Ctbp2 modulates chromatin states during embryonic stem cell differentiation

Abstract

The chromatin status is essential for cell fate determination. Accordingly, chromatin regulators are important for cell state transition process, such as deve1elopment and differentiation. Embryonic stem cells (ESCs) are maintained by core transcription factors (CTFs), which are closely connected with chromatin regulators to modulate chromatin environment and gene expression. The transcriptional corepressor C-terminal binding protein 2 (Ctbp2), which makes chromatin structures less accessible for transcription, is known as gating factor for pluripotency exit, but the underlying mechanism of Ctbp2 in ESC differentiation is poorly understood.
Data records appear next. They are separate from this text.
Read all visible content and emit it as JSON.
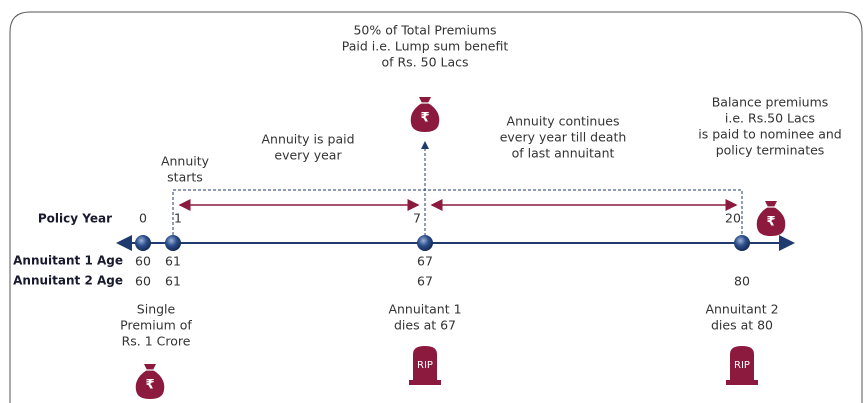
{
  "lump_sum": {
    "lines": [
      "50% of Total Premiums",
      "Paid i.e. Lump sum benefit",
      "of Rs. 50 Lacs"
    ]
  },
  "annuity_paid": {
    "lines": [
      "Annuity is paid",
      "every year"
    ]
  },
  "annuity_continues": {
    "lines": [
      "Annuity continues",
      "every year till death",
      "of last annuitant"
    ]
  },
  "balance": {
    "lines": [
      "Balance premiums",
      "i.e. Rs.50 Lacs",
      "is paid to nominee and",
      "policy terminates"
    ]
  },
  "annuity_starts": {
    "lines": [
      "Annuity",
      "starts"
    ]
  },
  "row_labels": {
    "policy_year": "Policy Year",
    "annuitant_1_age": "Annuitant 1 Age",
    "annuitant_2_age": "Annuitant 2 Age"
  },
  "policy_years": [
    0,
    1,
    7,
    20
  ],
  "annuitant_1_ages": [
    60,
    61,
    67
  ],
  "annuitant_2_ages": [
    60,
    61,
    67,
    80
  ],
  "single_premium": {
    "lines": [
      "Single",
      "Premium of",
      "Rs. 1 Crore"
    ]
  },
  "annuitant_1_death": {
    "lines": [
      "Annuitant 1",
      "dies at 67"
    ]
  },
  "annuitant_2_death": {
    "lines": [
      "Annuitant 2",
      "dies at 80"
    ]
  },
  "tombstones": [
    "RIP",
    "RIP"
  ],
  "bags": [
    "₹",
    "₹",
    "₹"
  ]
}
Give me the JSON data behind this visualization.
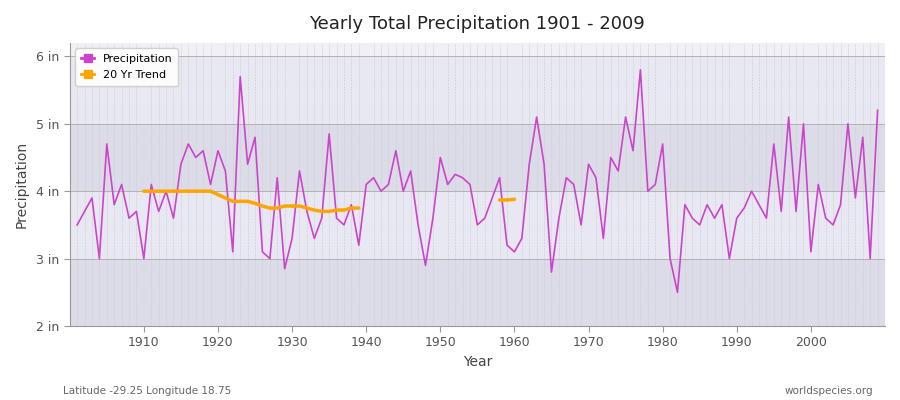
{
  "title": "Yearly Total Precipitation 1901 - 2009",
  "xlabel": "Year",
  "ylabel": "Precipitation",
  "bottom_left_label": "Latitude -29.25 Longitude 18.75",
  "bottom_right_label": "worldspecies.org",
  "line_color": "#CC44CC",
  "trend_color": "#FFA500",
  "background_color": "#FFFFFF",
  "plot_bg_color": "#F0F0F5",
  "years": [
    1901,
    1902,
    1903,
    1904,
    1905,
    1906,
    1907,
    1908,
    1909,
    1910,
    1911,
    1912,
    1913,
    1914,
    1915,
    1916,
    1917,
    1918,
    1919,
    1920,
    1921,
    1922,
    1923,
    1924,
    1925,
    1926,
    1927,
    1928,
    1929,
    1930,
    1931,
    1932,
    1933,
    1934,
    1935,
    1936,
    1937,
    1938,
    1939,
    1940,
    1941,
    1942,
    1943,
    1944,
    1945,
    1946,
    1947,
    1948,
    1949,
    1950,
    1951,
    1952,
    1953,
    1954,
    1955,
    1956,
    1957,
    1958,
    1959,
    1960,
    1961,
    1962,
    1963,
    1964,
    1965,
    1966,
    1967,
    1968,
    1969,
    1970,
    1971,
    1972,
    1973,
    1974,
    1975,
    1976,
    1977,
    1978,
    1979,
    1980,
    1981,
    1982,
    1983,
    1984,
    1985,
    1986,
    1987,
    1988,
    1989,
    1990,
    1991,
    1992,
    1993,
    1994,
    1995,
    1996,
    1997,
    1998,
    1999,
    2000,
    2001,
    2002,
    2003,
    2004,
    2005,
    2006,
    2007,
    2008,
    2009
  ],
  "precip": [
    3.5,
    3.7,
    3.9,
    3.0,
    4.7,
    3.8,
    4.1,
    3.6,
    3.7,
    3.0,
    4.1,
    3.7,
    4.0,
    3.6,
    4.4,
    4.7,
    4.5,
    4.6,
    4.1,
    4.6,
    4.3,
    3.1,
    5.7,
    4.4,
    4.8,
    3.1,
    3.0,
    4.2,
    2.85,
    3.3,
    4.3,
    3.7,
    3.3,
    3.6,
    4.85,
    3.6,
    3.5,
    3.8,
    3.2,
    4.1,
    4.2,
    4.0,
    4.1,
    4.6,
    4.0,
    4.3,
    3.5,
    2.9,
    3.6,
    4.5,
    4.1,
    4.25,
    4.2,
    4.1,
    3.5,
    3.6,
    3.9,
    4.2,
    3.2,
    3.1,
    3.3,
    4.4,
    5.1,
    4.4,
    2.8,
    3.6,
    4.2,
    4.1,
    3.5,
    4.4,
    4.2,
    3.3,
    4.5,
    4.3,
    5.1,
    4.6,
    5.8,
    4.0,
    4.1,
    4.7,
    3.0,
    2.5,
    3.8,
    3.6,
    3.5,
    3.8,
    3.6,
    3.8,
    3.0,
    3.6,
    3.75,
    4.0,
    3.8,
    3.6,
    4.7,
    3.7,
    5.1,
    3.7,
    5.0,
    3.1,
    4.1,
    3.6,
    3.5,
    3.8,
    5.0,
    3.9,
    4.8,
    3.0,
    5.2
  ],
  "trend_segments": [
    {
      "years": [
        1910,
        1911,
        1912,
        1913,
        1914,
        1915,
        1916,
        1917,
        1918,
        1919,
        1920
      ],
      "values": [
        4.0,
        4.0,
        4.0,
        4.0,
        4.0,
        4.0,
        4.0,
        4.0,
        4.0,
        4.0,
        3.95
      ]
    },
    {
      "years": [
        1920,
        1921,
        1922,
        1923,
        1924,
        1925,
        1926,
        1927,
        1928,
        1929,
        1930
      ],
      "values": [
        3.95,
        3.9,
        3.85,
        3.85,
        3.85,
        3.82,
        3.78,
        3.75,
        3.75,
        3.78,
        3.78
      ]
    },
    {
      "years": [
        1930,
        1931,
        1932,
        1933,
        1934,
        1935,
        1936,
        1937,
        1938,
        1939
      ],
      "values": [
        3.78,
        3.78,
        3.75,
        3.72,
        3.7,
        3.7,
        3.72,
        3.72,
        3.75,
        3.75
      ]
    },
    {
      "years": [
        1958,
        1959,
        1960
      ],
      "values": [
        3.87,
        3.87,
        3.88
      ]
    }
  ],
  "ylim": [
    2.0,
    6.2
  ],
  "yticks": [
    2,
    3,
    4,
    5,
    6
  ],
  "ytick_labels": [
    "2 in",
    "3 in",
    "4 in",
    "5 in",
    "6 in"
  ],
  "xlim": [
    1901,
    2009
  ]
}
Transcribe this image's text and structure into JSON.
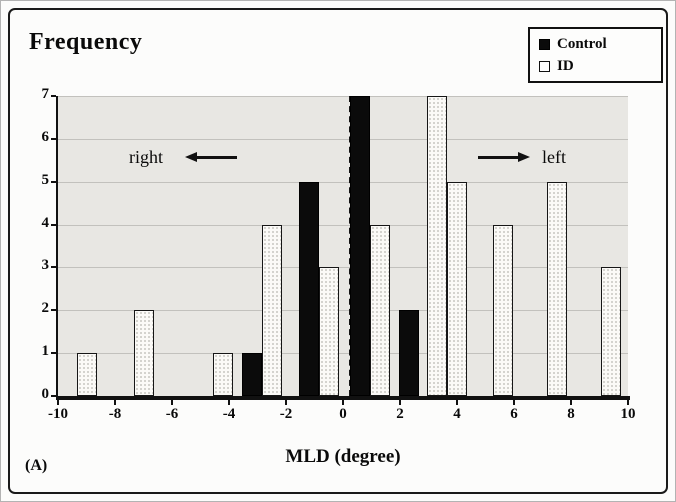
{
  "figure": {
    "panel_label": "(A)",
    "y_axis_title": "Frequency",
    "x_axis_title": "MLD (degree)",
    "annotation_left": "right",
    "annotation_right": "left"
  },
  "legend": {
    "items": [
      {
        "label": "Control",
        "swatch": "filled-black-square"
      },
      {
        "label": "ID",
        "swatch": "open-white-square"
      }
    ]
  },
  "chart_data": {
    "type": "bar",
    "title": "",
    "xlabel": "MLD (degree)",
    "ylabel": "Frequency",
    "xlim": [
      -10,
      10
    ],
    "ylim": [
      0,
      7
    ],
    "x_ticks": [
      -10,
      -8,
      -6,
      -4,
      -2,
      0,
      2,
      4,
      6,
      8,
      10
    ],
    "y_ticks": [
      0,
      1,
      2,
      3,
      4,
      5,
      6,
      7
    ],
    "grid": "horizontal",
    "legend_position": "top-right",
    "dashed_vline_x": 0.2,
    "direction_labels": {
      "negative_side": "right",
      "positive_side": "left"
    },
    "series": [
      "Control",
      "ID"
    ],
    "bars": [
      {
        "x": -9.0,
        "series": "ID",
        "value": 1
      },
      {
        "x": -7.0,
        "series": "ID",
        "value": 2
      },
      {
        "x": -4.2,
        "series": "ID",
        "value": 1
      },
      {
        "x": -3.2,
        "series": "Control",
        "value": 1
      },
      {
        "x": -2.5,
        "series": "ID",
        "value": 4
      },
      {
        "x": -1.2,
        "series": "Control",
        "value": 5
      },
      {
        "x": -0.5,
        "series": "ID",
        "value": 3
      },
      {
        "x": 0.6,
        "series": "Control",
        "value": 7
      },
      {
        "x": 1.3,
        "series": "ID",
        "value": 4
      },
      {
        "x": 2.3,
        "series": "Control",
        "value": 2
      },
      {
        "x": 3.3,
        "series": "ID",
        "value": 7
      },
      {
        "x": 4.0,
        "series": "ID",
        "value": 5
      },
      {
        "x": 5.6,
        "series": "ID",
        "value": 4
      },
      {
        "x": 7.5,
        "series": "ID",
        "value": 5
      },
      {
        "x": 9.4,
        "series": "ID",
        "value": 3
      }
    ]
  },
  "colors": {
    "control_fill": "#0b0b0b",
    "id_fill": "#fbfaf7",
    "plot_background": "#e8e7e3",
    "gridline": "#c2c1bd",
    "axis": "#111111",
    "frame_border": "#1a1a1a"
  }
}
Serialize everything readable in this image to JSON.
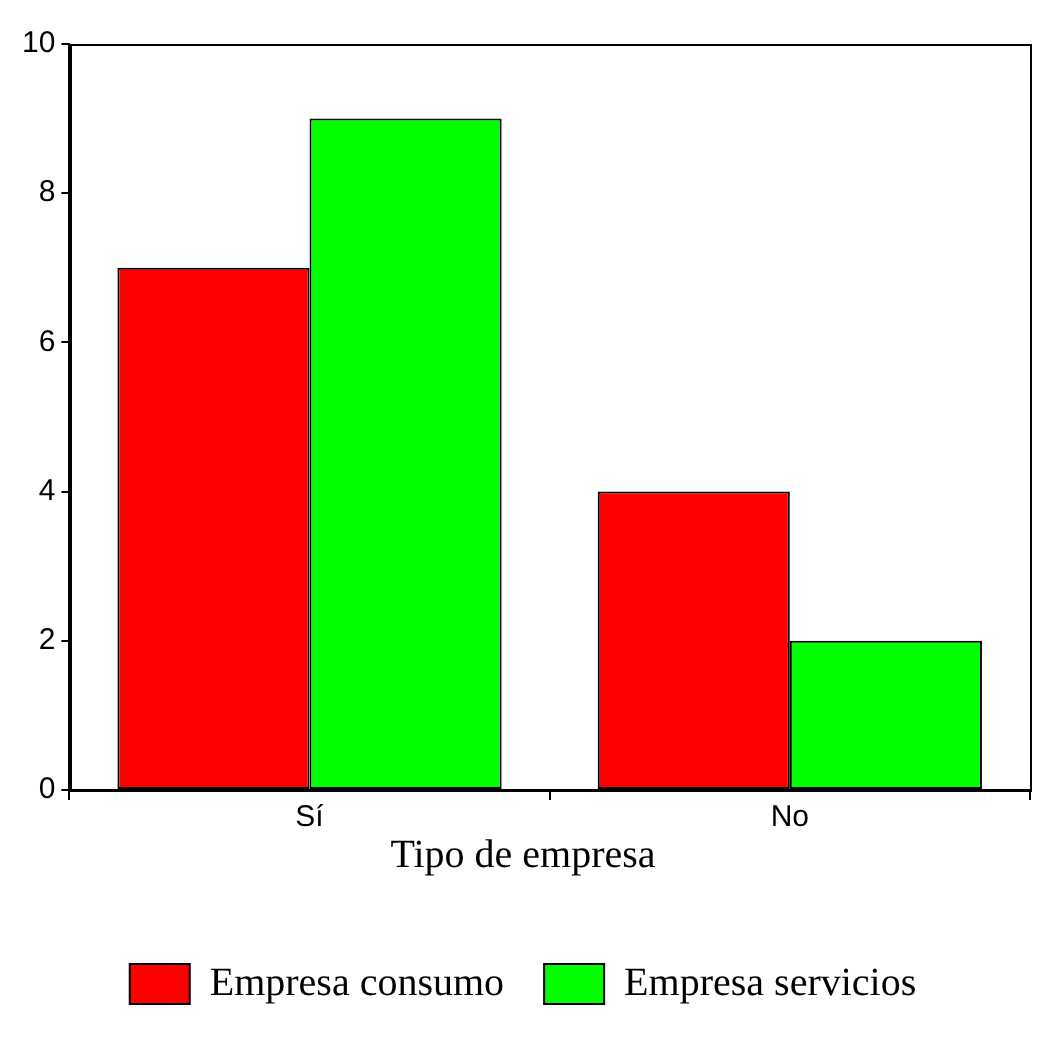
{
  "chart_data": {
    "type": "bar",
    "categories": [
      "Sí",
      "No"
    ],
    "legend_title": "Tipo de empresa",
    "legend": "bottom right",
    "grid": false,
    "ylim": [
      0,
      10
    ],
    "yticks": [
      0,
      2,
      4,
      6,
      8,
      10
    ],
    "series": [
      {
        "name": "Empresa consumo",
        "color": "#ff0000",
        "values": [
          7,
          4
        ]
      },
      {
        "name": "Empresa servicios",
        "color": "#00ff00",
        "values": [
          9,
          2
        ]
      }
    ]
  }
}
Here, we show that Ctbp2 and ESC CTFs are co-occupied in active ESC genes and Ctbp2 mediates H3K27ac deacetylation in association with nucleosome remodeling and deacetylation (NuRD) complex during mouse embryonic stem cell (mESC) differentiation. In addition, it was confirmed that Ctbp2 occupies most of super-enhancers, regulatory region of CTFs. In undifferentiated conditions, knockdown of Ctbp2 causes aberrantly high H3K27ac level but the gene expression levels are not significantly changed. Even if differentiation signal is given, Ctbp2-knockdown cells fail to down-regulate ESC CTF expression, thereby sustaining ESC maintenance. The fact that Ctbp2 and NuRD complex preoccupy in super-enhancers accounts for the recent finding that super-enhancers are sensitive to perturbation. We validated above findings in human breast cancer cell line MCF7 by analyzing public genomewide ChIP-sequencing data, which shows that CTBP1/2 is associated with master transcription factors ERα, FOXA1, and GATA3 in ER positive breast cancer. Furthermore, CTBP1/2 is enriched in active chromatin regions, especially in most of super-enhancers. These suggest that CTBP1/2 is critical for not only mESC differentiation but also cancer differentiation and progression processes in human.